J.B. Spins

Jazz, film, and improvised culture.

Tuesday, June 04, 2013

The Prey: The French Fugitive

Franck Adrien is not exactly a touchy feely kind of guy, but he’s still a better father than Will Smith in After Earth, even if he is behind bars.  However, he must break out of prison to protect his family from the serial killer who recently shared his cell in Eric Valette’s The Prey (trailer here), which opens this Friday in New York.

Adrien took the fall for his last heist, but not before he squirreled away the loot.  He will not say where, not even when his wife Anna asks.  His accomplices ask too, but not so nicely.  Of course, Adrien can handle a prison beatdown.  Unfortunately, he is incapable of walking away from a fight.  When the guards allow a gang of toughs to administer some frontier justice to Adrien’s cellmate, he intercedes in spite of himself.  This leads to a mistaken bonding moment.  Unfortunately, Adrien realizes just how bad Jean-Louis Maurel truly is soon after he is released on a technicality.

Even though his sentence is nearly up, Adrien must escape for his family’s sake.  Already a fugitive, Maurel raises the stakes for his Adrien by framing him for some of his past murders.  The detective charged with apprehending him, the ambitious Claire Linné, has a sense something is wrong with the picture, but all her colleagues are idiots.  Adrien finds only one ally, Carrega, the obsessive ex-cop who could never make a case stick against Maurel.

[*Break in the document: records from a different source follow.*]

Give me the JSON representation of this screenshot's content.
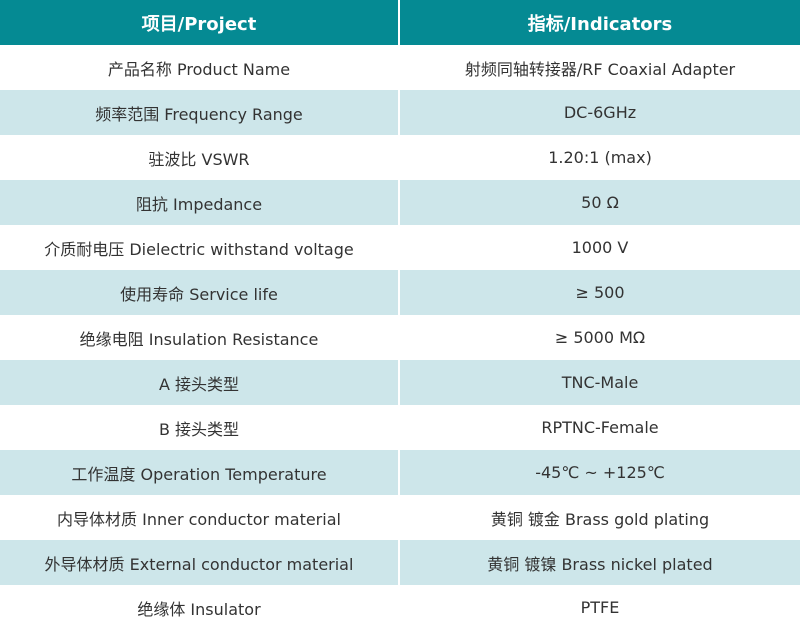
{
  "colors": {
    "header": "#058a93",
    "alt_row": "#cde6ea"
  },
  "header": {
    "col1": "项目/Project",
    "col2": "指标/Indicators"
  },
  "rows": [
    {
      "item": "产品名称 Product Name",
      "value": "射频同轴转接器/RF Coaxial Adapter"
    },
    {
      "item": "频率范围 Frequency Range",
      "value": "DC-6GHz"
    },
    {
      "item": "驻波比 VSWR",
      "value": "1.20:1 (max)"
    },
    {
      "item": "阻抗 Impedance",
      "value": "50 Ω"
    },
    {
      "item": "介质耐电压 Dielectric withstand voltage",
      "value": "1000 V"
    },
    {
      "item": "使用寿命 Service life",
      "value": "≥ 500"
    },
    {
      "item": "绝缘电阻 Insulation Resistance",
      "value": "≥ 5000 MΩ"
    },
    {
      "item": "A 接头类型",
      "value": "TNC-Male"
    },
    {
      "item": "B 接头类型",
      "value": "RPTNC-Female"
    },
    {
      "item": "工作温度 Operation Temperature",
      "value": "-45℃ ~ +125℃"
    },
    {
      "item": "内导体材质 Inner conductor material",
      "value": "黄铜 镀金 Brass gold plating"
    },
    {
      "item": "外导体材质 External conductor material",
      "value": "黄铜 镀镍 Brass nickel plated"
    },
    {
      "item": "绝缘体 Insulator",
      "value": "PTFE"
    }
  ]
}
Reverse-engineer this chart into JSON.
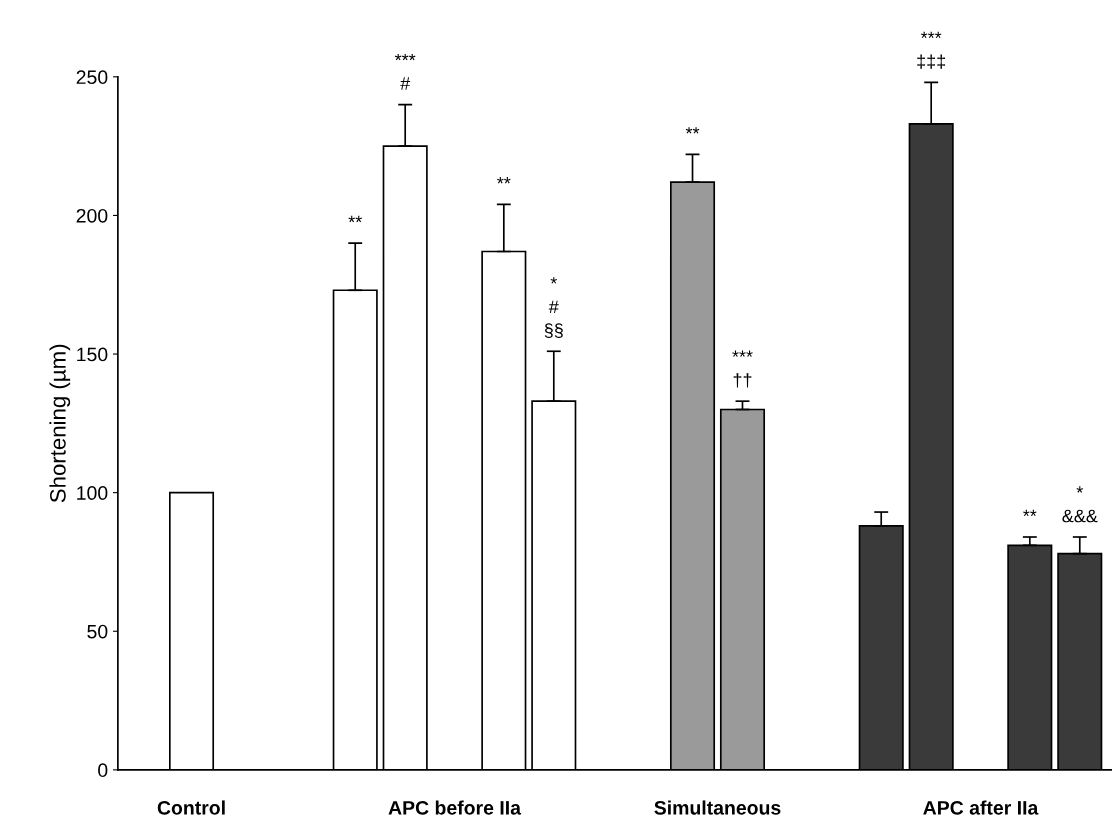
{
  "chart_data": {
    "type": "bar",
    "ylabel": "Shortening (µm)",
    "categories": [
      "Control",
      "APC before IIa",
      "Simultaneous",
      "APC after IIa"
    ],
    "series": [
      {
        "colors": [
          "#ffffff",
          null,
          null,
          "#3a3a3a"
        ],
        "values": [
          100,
          null,
          null,
          88
        ],
        "errors": [
          null,
          null,
          null,
          5
        ]
      },
      {
        "colors": [
          null,
          "#ffffff",
          "#9a9a9a",
          null
        ],
        "values": [
          null,
          173,
          212,
          null
        ],
        "errors": [
          null,
          17,
          10,
          null
        ]
      },
      {
        "colors": [
          null,
          "#ffffff",
          "#9a9a9a",
          "#3a3a3a"
        ],
        "values": [
          null,
          225,
          130,
          233
        ],
        "errors": [
          null,
          15,
          3,
          15
        ]
      },
      {
        "colors": [
          null,
          "#ffffff",
          null,
          "#3a3a3a"
        ],
        "values": [
          null,
          187,
          null,
          81
        ],
        "errors": [
          null,
          17,
          null,
          3
        ]
      },
      {
        "colors": [
          null,
          "#ffffff",
          null,
          "#3a3a3a"
        ],
        "values": [
          null,
          133,
          null,
          78
        ],
        "errors": [
          null,
          18,
          null,
          6
        ]
      }
    ],
    "ylim": [
      0,
      250
    ],
    "yticks": [
      0,
      50,
      100,
      150,
      200,
      250
    ],
    "grid": false,
    "legend": false,
    "annotations": [
      "**",
      "***\n#",
      "**",
      "*\n#\n§§",
      "**",
      "***\n††",
      "***\n‡‡‡",
      "**",
      "*\n&&&"
    ]
  }
}
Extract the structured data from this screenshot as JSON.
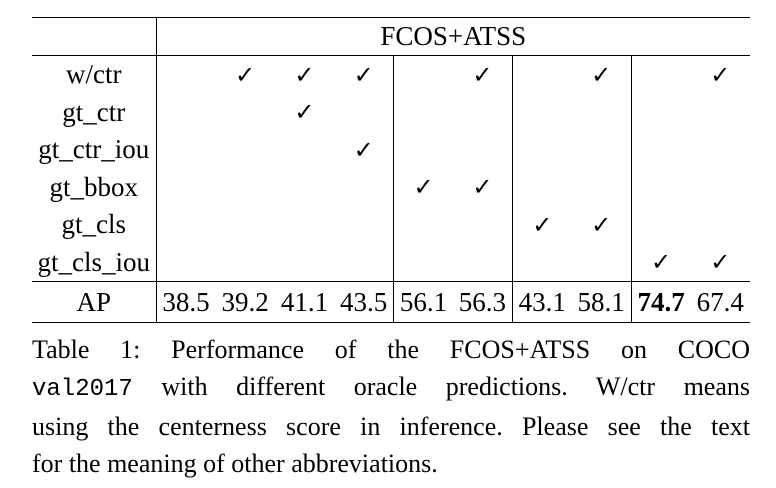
{
  "table": {
    "group_header": "FCOS+ATSS",
    "rows": [
      {
        "label": "w/ctr",
        "marks": [
          "",
          "✓",
          "✓",
          "✓",
          "",
          "✓",
          "",
          "✓",
          "",
          "✓"
        ]
      },
      {
        "label": "gt_ctr",
        "marks": [
          "",
          "",
          "✓",
          "",
          "",
          "",
          "",
          "",
          "",
          ""
        ]
      },
      {
        "label": "gt_ctr_iou",
        "marks": [
          "",
          "",
          "",
          "✓",
          "",
          "",
          "",
          "",
          "",
          ""
        ]
      },
      {
        "label": "gt_bbox",
        "marks": [
          "",
          "",
          "",
          "",
          "✓",
          "✓",
          "",
          "",
          "",
          ""
        ]
      },
      {
        "label": "gt_cls",
        "marks": [
          "",
          "",
          "",
          "",
          "",
          "",
          "✓",
          "✓",
          "",
          ""
        ]
      },
      {
        "label": "gt_cls_iou",
        "marks": [
          "",
          "",
          "",
          "",
          "",
          "",
          "",
          "",
          "✓",
          "✓"
        ]
      }
    ],
    "ap_label": "AP",
    "ap_values": [
      "38.5",
      "39.2",
      "41.1",
      "43.5",
      "56.1",
      "56.3",
      "43.1",
      "58.1",
      "74.7",
      "67.4"
    ],
    "ap_bold_index": 8
  },
  "caption": {
    "line1": "Table 1:  Performance of the FCOS+ATSS on COCO",
    "code": "val2017",
    "line2_rest": " with different oracle predictions.  W/ctr means",
    "line3": "using the centerness score in inference. Please see the text",
    "line4": "for the meaning of other abbreviations."
  }
}
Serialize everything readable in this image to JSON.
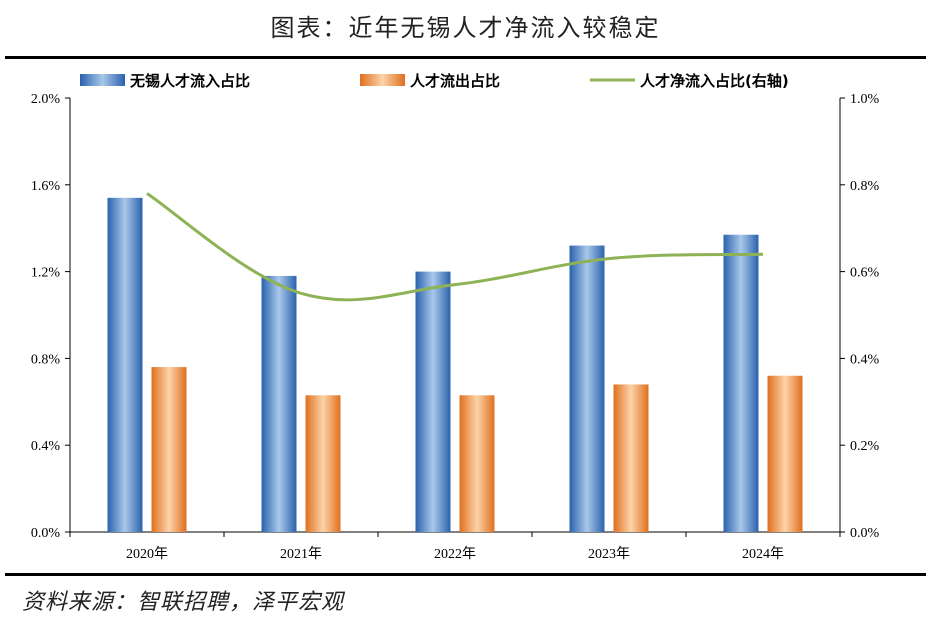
{
  "header": {
    "title": "图表：近年无锡人才净流入较稳定"
  },
  "footer": {
    "source": "资料来源：智联招聘，泽平宏观"
  },
  "chart_data": {
    "type": "bar",
    "title": "图表：近年无锡人才净流入较稳定",
    "categories": [
      "2020年",
      "2021年",
      "2022年",
      "2023年",
      "2024年"
    ],
    "series": [
      {
        "name": "无锡人才流入占比",
        "type": "bar",
        "axis": "left",
        "color": "#3a78c2",
        "values": [
          1.54,
          1.18,
          1.2,
          1.32,
          1.37
        ]
      },
      {
        "name": "人才流出占比",
        "type": "bar",
        "axis": "left",
        "color": "#ee8a3c",
        "values": [
          0.76,
          0.63,
          0.63,
          0.68,
          0.72
        ]
      },
      {
        "name": "人才净流入占比(右轴)",
        "type": "line",
        "axis": "right",
        "color": "#8db356",
        "values": [
          0.78,
          0.55,
          0.57,
          0.63,
          0.64
        ]
      }
    ],
    "yleft": {
      "lim": [
        0,
        2.0
      ],
      "ticks": [
        0,
        0.4,
        0.8,
        1.2,
        1.6,
        2.0
      ],
      "tick_labels": [
        "0.0%",
        "0.4%",
        "0.8%",
        "1.2%",
        "1.6%",
        "2.0%"
      ]
    },
    "yright": {
      "lim": [
        0,
        1.0
      ],
      "ticks": [
        0,
        0.2,
        0.4,
        0.6,
        0.8,
        1.0
      ],
      "tick_labels": [
        "0.0%",
        "0.2%",
        "0.4%",
        "0.6%",
        "0.8%",
        "1.0%"
      ]
    },
    "xlabel": "",
    "ylabel": "",
    "grid": false,
    "legend_position": "top"
  }
}
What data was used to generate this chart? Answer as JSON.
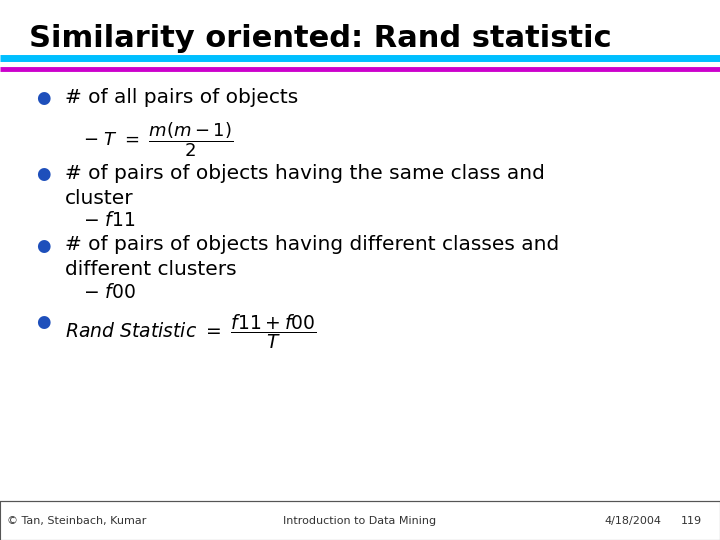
{
  "title": "Similarity oriented: Rand statistic",
  "title_color": "#000000",
  "title_fontsize": 22,
  "bg_color": "#ffffff",
  "line1_color": "#00BFFF",
  "line2_color": "#CC00CC",
  "bullet_color": "#1E4FBB",
  "footer_text": "© Tan, Steinbach, Kumar",
  "footer_center": "Introduction to Data Mining",
  "footer_right": "4/18/2004",
  "footer_page": "119"
}
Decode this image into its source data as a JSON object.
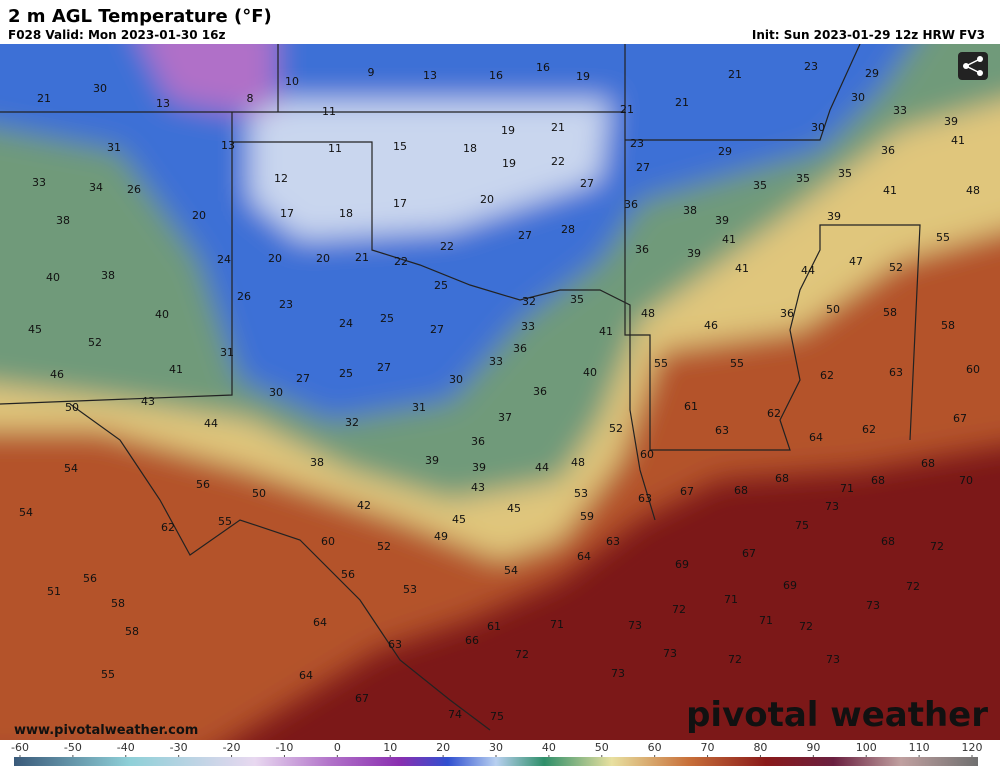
{
  "header": {
    "title": "2 m AGL Temperature (°F)",
    "valid": "F028 Valid: Mon 2023-01-30 16z",
    "init": "Init: Sun 2023-01-29 12z HRW FV3"
  },
  "footer": {
    "website": "www.pivotalweather.com",
    "logo": "pivotal weather"
  },
  "colorbar": {
    "lim": [
      -60,
      120
    ],
    "ticks": [
      -60,
      -50,
      -40,
      -30,
      -20,
      -10,
      0,
      10,
      20,
      30,
      40,
      50,
      60,
      70,
      80,
      90,
      100,
      110,
      120
    ]
  },
  "labels": [
    21,
    30,
    13,
    8,
    10,
    9,
    13,
    16,
    16,
    19,
    21,
    23,
    29,
    30,
    33,
    39,
    41,
    21,
    21,
    11,
    30,
    36,
    48,
    41,
    31,
    13,
    11,
    15,
    18,
    19,
    21,
    23,
    29,
    27,
    19,
    22,
    35,
    35,
    35,
    33,
    34,
    26,
    12,
    27,
    38,
    20,
    17,
    18,
    17,
    20,
    36,
    38,
    39,
    39,
    55,
    28,
    27,
    41,
    22,
    36,
    39,
    41,
    44,
    47,
    52,
    40,
    38,
    24,
    20,
    20,
    21,
    22,
    25,
    35,
    32,
    50,
    58,
    26,
    23,
    24,
    25,
    27,
    33,
    41,
    48,
    46,
    36,
    45,
    52,
    40,
    36,
    58,
    31,
    33,
    40,
    55,
    55,
    62,
    63,
    60,
    46,
    41,
    27,
    25,
    27,
    30,
    36,
    50,
    43,
    30,
    31,
    61,
    62,
    67,
    44,
    32,
    37,
    52,
    63,
    62,
    64,
    36,
    60,
    54,
    38,
    39,
    39,
    44,
    48,
    68,
    68,
    68,
    70,
    56,
    50,
    43,
    53,
    67,
    68,
    71,
    73,
    54,
    42,
    45,
    63,
    59,
    62,
    55,
    45,
    49,
    75,
    68,
    72,
    60,
    52,
    63,
    64,
    67,
    69,
    72,
    54,
    56,
    56,
    51,
    53,
    69,
    58,
    71,
    73,
    72,
    71,
    72,
    64,
    61,
    71,
    73,
    58,
    63,
    66,
    72,
    73,
    72,
    73,
    55,
    64,
    73,
    67,
    74,
    75
  ]
}
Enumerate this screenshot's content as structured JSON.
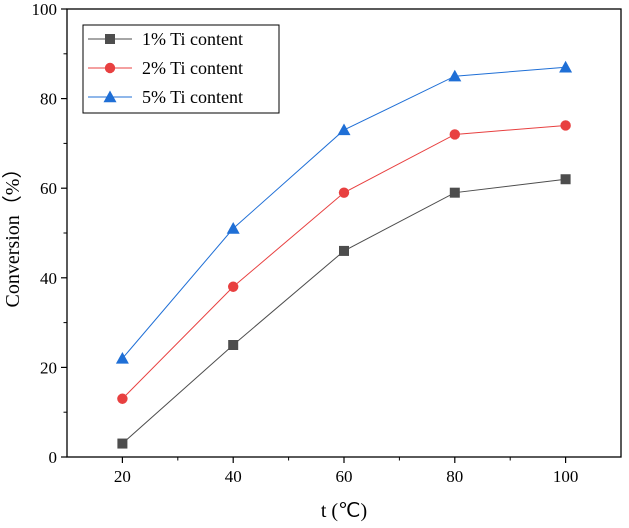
{
  "chart_data": {
    "type": "line",
    "title": "",
    "xlabel": "t (℃)",
    "ylabel": "Conversion（%）",
    "x": [
      20,
      40,
      60,
      80,
      100
    ],
    "xticks": [
      "20",
      "40",
      "60",
      "80",
      "100"
    ],
    "yticks": [
      "0",
      "20",
      "40",
      "60",
      "80",
      "100"
    ],
    "xlim": [
      10,
      110
    ],
    "ylim": [
      0,
      100
    ],
    "grid": false,
    "legend_position": "top-left",
    "series": [
      {
        "name": "1% Ti content",
        "values": [
          3,
          25,
          46,
          59,
          62
        ],
        "color": "#4d4d4d",
        "marker": "square"
      },
      {
        "name": "2% Ti content",
        "values": [
          13,
          38,
          59,
          72,
          74
        ],
        "color": "#e84040",
        "marker": "circle"
      },
      {
        "name": "5% Ti content",
        "values": [
          22,
          51,
          73,
          85,
          87
        ],
        "color": "#1f6fd6",
        "marker": "triangle"
      }
    ]
  }
}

As Adrien, Albert Dupontel gives one of the most hard-nosed, unabashedly masculine performances of the decade.  His work has a visceral physicality that allows almost no room for verbalizing.  Indeed, his character cannot even seem to growl “I didn’t do it, flic” at Linné.  It’s actually quite impressive to behold.  This film could never be remade with Robert Pattinson or Leonardo DiCaprio, though Heaven help him, Martin Scorsese might try anyway.

Alice Taglioni’s Linné looks pretty credible in her action sequences too, which is a cool bit of fair play.  She also invests her character with refreshing intelligence and professionalism.  You want her on the case, but not so much Zinedine Soualem as her dumb copper boss.  Sergi López adds some nicely rumpled world weariness as Carrega.  As a bonus, there is also Zen’s Caterina Murino in the rather thankless role of Anna Adrien.

Valette stages some nifty fight scenes (Adrien’s prison escape is a particular dozy) and capitalizes on some picturesque backdrops.  Tightly paced, The Prey delivers gritty action with an art house luster and a distinctly French sensibility.  It should well please genre fans and Francophiles alike when it opens this Friday (6/7) in New York at the AMC Empire.